“While crossing John Nolen Drive against a red light, police said, Heninger collided with a truck and later died.” This false story appeared on the front page of our local paper on 10/29/2022. It fit the narrative that bicyclists are scofflaws and, when they are killed, they get what’s coming to them. [Okay, the story isn’t false. It is what the police said. It’s the narrative that is false, as you’ll see below.]

Nearly six months later, on page three of the same paper, the following headline appeared: “Driver charged in crash“. Evidence now reported indicates: 1) the driver was using a cell phone at the time of the crash; 2) he was traveling at 60 mph in a 35 mph zone; 3) he ran a red light.
The good news is the driver is now being charged with “homicide by negligent driving” [WI Statute Sec. 940.10] and “second-degree recklessly endangering safety” [Sec. 941.30]. The statute states, “Whoever recklessly endangers another’s safety is guilty of a Class G felony.” First degree requires “utter disregard for human life”. I guess killing people does “endanger [their] safety” but apparently doesn’t show “utter disregard” for that life when you run a red light at 60 mph. The negligent driving statute has been invoked (per case law cited in the statute) when someone ran a light at below the posted speed limit.

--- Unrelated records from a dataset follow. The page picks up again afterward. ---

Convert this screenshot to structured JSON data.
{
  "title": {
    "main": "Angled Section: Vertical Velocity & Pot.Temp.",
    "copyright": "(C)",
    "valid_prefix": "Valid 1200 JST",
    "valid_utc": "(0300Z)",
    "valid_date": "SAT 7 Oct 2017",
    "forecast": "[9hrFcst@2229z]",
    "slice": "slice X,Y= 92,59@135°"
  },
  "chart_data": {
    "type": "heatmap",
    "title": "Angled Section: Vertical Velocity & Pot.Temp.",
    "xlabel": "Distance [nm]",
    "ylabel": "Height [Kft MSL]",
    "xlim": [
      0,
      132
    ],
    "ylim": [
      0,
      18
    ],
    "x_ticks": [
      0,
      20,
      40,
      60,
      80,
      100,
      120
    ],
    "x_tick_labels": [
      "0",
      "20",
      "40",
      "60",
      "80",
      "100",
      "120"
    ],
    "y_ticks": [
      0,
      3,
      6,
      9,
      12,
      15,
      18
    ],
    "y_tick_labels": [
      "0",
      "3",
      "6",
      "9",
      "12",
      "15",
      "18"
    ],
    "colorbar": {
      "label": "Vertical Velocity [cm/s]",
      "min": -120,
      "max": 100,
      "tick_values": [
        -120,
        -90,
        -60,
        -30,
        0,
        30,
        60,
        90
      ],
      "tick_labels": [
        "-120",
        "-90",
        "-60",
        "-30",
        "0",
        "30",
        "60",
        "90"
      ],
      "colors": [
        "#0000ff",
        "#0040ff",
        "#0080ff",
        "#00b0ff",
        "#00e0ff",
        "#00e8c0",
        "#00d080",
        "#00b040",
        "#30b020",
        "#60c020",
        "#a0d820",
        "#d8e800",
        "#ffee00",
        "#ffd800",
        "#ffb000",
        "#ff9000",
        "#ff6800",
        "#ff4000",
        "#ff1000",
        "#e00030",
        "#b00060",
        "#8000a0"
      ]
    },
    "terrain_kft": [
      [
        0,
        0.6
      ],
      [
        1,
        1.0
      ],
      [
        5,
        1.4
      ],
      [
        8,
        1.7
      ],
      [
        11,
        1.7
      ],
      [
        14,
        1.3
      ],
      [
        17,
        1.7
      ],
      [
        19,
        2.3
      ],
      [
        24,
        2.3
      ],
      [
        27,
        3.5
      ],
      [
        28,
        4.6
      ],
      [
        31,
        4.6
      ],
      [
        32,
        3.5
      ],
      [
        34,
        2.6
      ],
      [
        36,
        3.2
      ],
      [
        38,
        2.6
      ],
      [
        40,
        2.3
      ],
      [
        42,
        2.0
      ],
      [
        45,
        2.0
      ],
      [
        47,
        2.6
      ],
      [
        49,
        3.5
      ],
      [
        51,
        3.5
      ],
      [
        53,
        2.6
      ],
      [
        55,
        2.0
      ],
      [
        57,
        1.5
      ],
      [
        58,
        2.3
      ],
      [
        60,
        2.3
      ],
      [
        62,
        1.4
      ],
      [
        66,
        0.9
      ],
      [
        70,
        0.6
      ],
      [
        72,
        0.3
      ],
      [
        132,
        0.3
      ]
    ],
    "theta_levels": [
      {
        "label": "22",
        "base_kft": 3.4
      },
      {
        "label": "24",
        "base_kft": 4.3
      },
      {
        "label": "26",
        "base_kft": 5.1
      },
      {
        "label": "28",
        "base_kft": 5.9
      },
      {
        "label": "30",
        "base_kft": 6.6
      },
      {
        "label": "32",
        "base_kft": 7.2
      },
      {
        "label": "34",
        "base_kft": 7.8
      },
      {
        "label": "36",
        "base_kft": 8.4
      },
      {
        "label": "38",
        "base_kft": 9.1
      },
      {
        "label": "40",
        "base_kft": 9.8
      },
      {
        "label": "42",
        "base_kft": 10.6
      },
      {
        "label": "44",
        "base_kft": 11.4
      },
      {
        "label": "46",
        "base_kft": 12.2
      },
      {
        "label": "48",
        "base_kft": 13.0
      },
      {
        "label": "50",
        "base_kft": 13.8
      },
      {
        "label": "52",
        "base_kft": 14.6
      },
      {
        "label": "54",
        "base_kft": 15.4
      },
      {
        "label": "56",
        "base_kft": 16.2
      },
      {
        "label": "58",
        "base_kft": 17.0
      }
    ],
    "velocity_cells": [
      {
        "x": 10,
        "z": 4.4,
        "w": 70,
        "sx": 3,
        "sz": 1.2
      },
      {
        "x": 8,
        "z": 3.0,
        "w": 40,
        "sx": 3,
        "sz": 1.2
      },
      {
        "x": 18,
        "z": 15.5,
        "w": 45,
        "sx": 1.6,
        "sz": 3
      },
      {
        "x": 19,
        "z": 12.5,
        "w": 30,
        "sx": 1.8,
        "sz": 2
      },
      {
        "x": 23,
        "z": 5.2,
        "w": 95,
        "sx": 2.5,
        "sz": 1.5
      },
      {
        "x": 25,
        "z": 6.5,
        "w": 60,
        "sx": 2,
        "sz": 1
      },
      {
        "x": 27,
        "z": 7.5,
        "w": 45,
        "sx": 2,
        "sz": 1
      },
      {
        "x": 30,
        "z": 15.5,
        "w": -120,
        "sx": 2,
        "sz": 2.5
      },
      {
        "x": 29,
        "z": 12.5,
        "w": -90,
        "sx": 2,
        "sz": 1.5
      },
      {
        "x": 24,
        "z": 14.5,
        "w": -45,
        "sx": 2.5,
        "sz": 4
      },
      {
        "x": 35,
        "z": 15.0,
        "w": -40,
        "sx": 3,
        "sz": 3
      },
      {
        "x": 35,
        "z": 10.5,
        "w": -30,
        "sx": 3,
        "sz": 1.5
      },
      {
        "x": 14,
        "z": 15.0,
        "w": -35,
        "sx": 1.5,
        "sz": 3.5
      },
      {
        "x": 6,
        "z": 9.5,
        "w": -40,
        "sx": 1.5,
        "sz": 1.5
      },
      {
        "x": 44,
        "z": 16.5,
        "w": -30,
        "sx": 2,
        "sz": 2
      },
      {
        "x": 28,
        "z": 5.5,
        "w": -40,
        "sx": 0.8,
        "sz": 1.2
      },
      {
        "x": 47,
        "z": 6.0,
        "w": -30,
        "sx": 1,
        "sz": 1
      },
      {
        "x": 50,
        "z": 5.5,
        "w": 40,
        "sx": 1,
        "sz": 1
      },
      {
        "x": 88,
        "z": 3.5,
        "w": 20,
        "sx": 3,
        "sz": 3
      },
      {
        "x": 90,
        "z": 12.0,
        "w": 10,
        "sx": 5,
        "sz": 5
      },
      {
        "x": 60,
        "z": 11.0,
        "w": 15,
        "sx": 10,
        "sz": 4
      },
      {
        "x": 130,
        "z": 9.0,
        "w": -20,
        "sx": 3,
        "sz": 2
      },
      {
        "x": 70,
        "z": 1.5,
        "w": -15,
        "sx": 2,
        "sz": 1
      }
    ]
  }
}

The bad news is that a person is dead. While it is heartening that the alleged killer is being charged, it seems to this writer that running a red light at nearly double the speed limit creates “an objectively unreasonable and substantial risk” and that adults driving cars should possess a “subjective awareness of that risk” if we allow them to drive. [See below.]
Both charges are Class G felonies, punishable by “a fine not to exceed $25,000 or imprisonment not to exceed 10 years, or both.” He wasn’t charged with “reckless homicide”. “The second-degree reckless homicide statute requires both the creation of an objectively unreasonable and substantial risk of human death or great bodily harm and the actor’s subjective awareness of that risk.” [Sec. 940.06] If you add “utter disregard for human life” it becomes first degree. “Whoever recklessly causes the death of another human being under circumstances which show utter disregard for human life is guilty of a Class B felony.” [Sec 940.02] “For a Class B felony, imprisonment not to exceed 60 years.” [Sec 939.50]
I’m not saying that ten years is nothing. I am saying that the crime here is killing someone, not just “endangering safety” and that the driving wasn’t merely “negligent” but did, according to current evidence, demonstrate “an objectively unreasonable and substantial risk” and that a motor vehicle operator ought to have “a subjective awareness of that risk” when running a red light at 60 mph in a 35 mph zone while manipulating a cell phone. The punishment should fit the crime. At the very least, the charge ought to.
The bad news is that it took six months for this to come to light. The good news is that it indicates the police did not simply disregard the bicyclist (though they did so initially) and did complete an investigation which led to a decision directly contradictory to their initial conclusion.
Meanwhile, the narrative of the careless bicyclist who disregards his own safety and makes a poor driver suffer with the guilt of accidentally killing him is reinforced. That the bicyclist was at fault was front page news. That he was murdered with a 2 ton weapon was not.